The exhibition comprises three individual bodies of work. The first is a new set of photo- paintings from the series Fields of Sight (2014-16). A collaboration between Gauri Gill and Rajesh Vangad, the series began in early 2013 in Ganjad, Dahanu, an Adivasi village in coastal Maharashtra.  The visual language emerged symbiotically from Gill’s initial experiences of photographing the landscape, when she felt that although her camera was capturing the distinct ‘chameleon-like’ skin of the landscape, it was missing vital aspects of what was not apparent to the eye. In the course of conversations and subsequent excursions with Warli painter Rajesh Vangad – whose family have lived and worked as artists in the village for generations – Gill discovered a new way of understanding the observed landscape. There ensued an extended period of dialogue and exchange between Gill and Vangad, whereby a new narrative emerged, and which makes the photo-paintings documents of multiple truths: ‘As though I was photographing an old house, and the resident of the house came out, and began to speak’. In the act of employing the visual culture of seeing the landscape through the eyes of Vangad, Gill rekindles the need to challenge the way we see things today, what our eyes capture and what may elude them.

In Places, Traces (2016), Gill shows as yet unseen work from 'Notes from the Desert', her ongoing archive of images from rural Rajasthan which began in 1999, and where she continues to return. This set of pictures from Barmer and Bikaner districts, considers signs or marks impressed onto the landscape by ‘the human hand’, in frames marked by the corporeal absence of humans themselves. In this series, the mortal imprints are often photographed from a distance, rendering them in relief against the vastness of the desert. They may depict the concentric circles of a village settlement, the barbed wire boundary between India and Pakistan, a line of thorn hedge to demarcate land between neighbours, a thread of train tracks, a row of shoes in a school yard, the skeleton of a home, clothes missing their wearer, water wells in a heat mirage. Or then, a wall of graves – or remnants of older graves, configurations of stones hand piled in the sand, sometimes impressed with personal offerings, occasionally re-immersing in the ground, half embraced or wholly absorbed: each site as unique and significant as a monumental work of art.

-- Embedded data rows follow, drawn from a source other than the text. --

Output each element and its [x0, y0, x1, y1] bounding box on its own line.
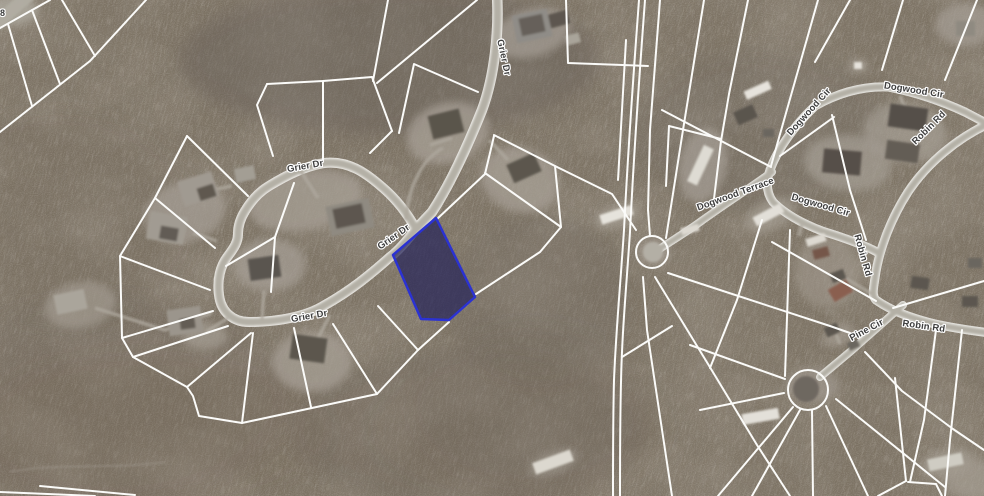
svg-text:8: 8	[0, 8, 5, 18]
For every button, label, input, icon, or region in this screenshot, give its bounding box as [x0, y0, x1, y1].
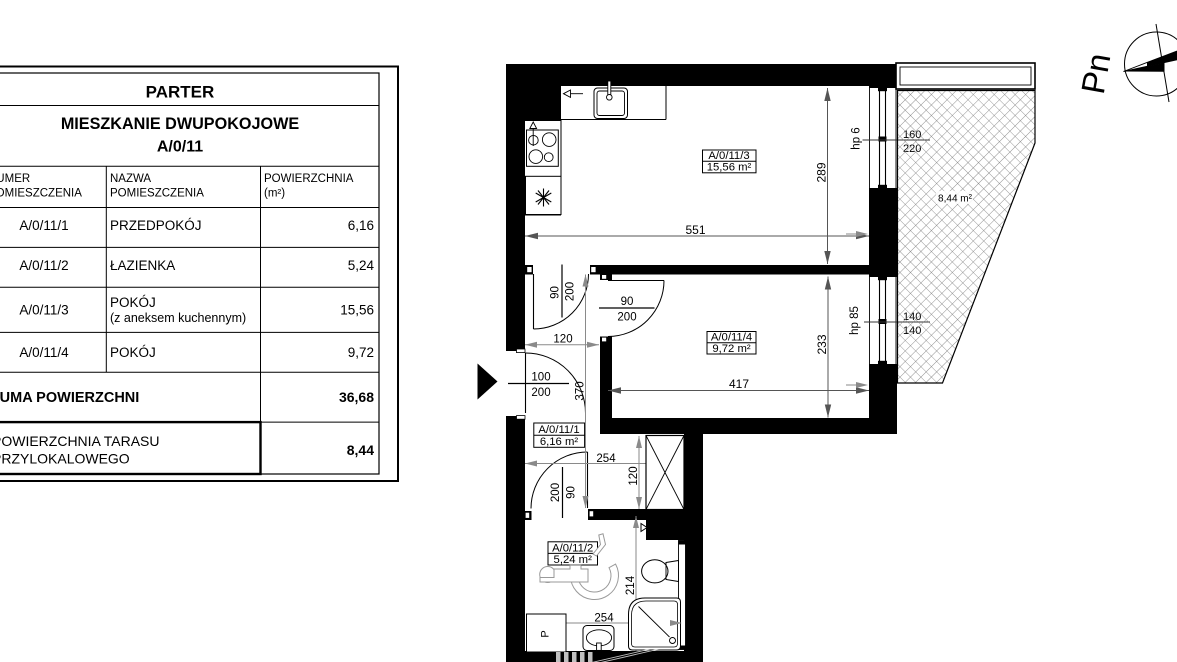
svg-text:90: 90: [566, 486, 578, 499]
svg-text:hp 6: hp 6: [851, 127, 863, 149]
svg-text:A/0/11/4: A/0/11/4: [711, 332, 752, 344]
svg-text:200: 200: [565, 282, 577, 301]
svg-text:POMIESZCZENIA: POMIESZCZENIA: [110, 188, 204, 200]
svg-text:MIESZKANIE DWUPOKOJOWE: MIESZKANIE DWUPOKOJOWE: [61, 115, 300, 133]
svg-text:Pn: Pn: [1074, 50, 1117, 96]
svg-text:36,68: 36,68: [339, 389, 374, 405]
svg-text:ŁAZIENKA: ŁAZIENKA: [110, 258, 175, 273]
svg-text:PARTER: PARTER: [146, 83, 215, 102]
svg-text:9,72: 9,72: [348, 345, 374, 360]
svg-text:120: 120: [553, 333, 572, 345]
svg-text:5,24 m²: 5,24 m²: [554, 554, 593, 566]
svg-text:NAZWA: NAZWA: [110, 173, 151, 185]
svg-text:200: 200: [550, 483, 562, 502]
svg-text:A/0/11/3: A/0/11/3: [19, 303, 68, 318]
svg-text:A/0/11/2: A/0/11/2: [19, 258, 68, 273]
svg-text:SUMA POWIERZCHNI: SUMA POWIERZCHNI: [0, 390, 139, 406]
svg-text:A/0/11/1: A/0/11/1: [19, 218, 68, 233]
svg-text:A/0/11/2: A/0/11/2: [552, 543, 593, 555]
svg-text:(z aneksem kuchennym): (z aneksem kuchennym): [110, 311, 246, 325]
svg-text:551: 551: [685, 223, 705, 237]
svg-text:(m²): (m²): [264, 188, 285, 200]
svg-text:15,56 m²: 15,56 m²: [707, 162, 752, 174]
svg-text:214: 214: [625, 575, 637, 595]
svg-text:90: 90: [621, 296, 634, 308]
svg-text:5,24: 5,24: [348, 258, 375, 273]
svg-text:90: 90: [550, 286, 562, 299]
svg-text:289: 289: [815, 162, 829, 182]
svg-text:A/0/11/4: A/0/11/4: [19, 345, 69, 360]
svg-text:A/0/11/1: A/0/11/1: [538, 424, 579, 436]
svg-text:POWIERZCHNIA TARASU: POWIERZCHNIA TARASU: [0, 433, 160, 449]
svg-text:A/0/11: A/0/11: [157, 139, 203, 156]
svg-text:A/0/11/3: A/0/11/3: [708, 150, 749, 162]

The third and last body of work The Mark on the Wall (2016), lends its title to the current exhibition. Here, Gill documents drawings made by local artists, children and teachers in government schools in Western Rajasthan under the now lapsed Leher Kaksha scheme, initiated by the state to help children learn visually from the walls in their classrooms.  From the most tentative marks to those ever more sophisticated, from determined depictions of children making their way to school to individualistic expressions of nature, from maps of the village to symbols of the State, in what these fragments choose to express – to represent, point to, aspire to, or impart as learning – are offered revealing glimpses of the collective mind of a rural community.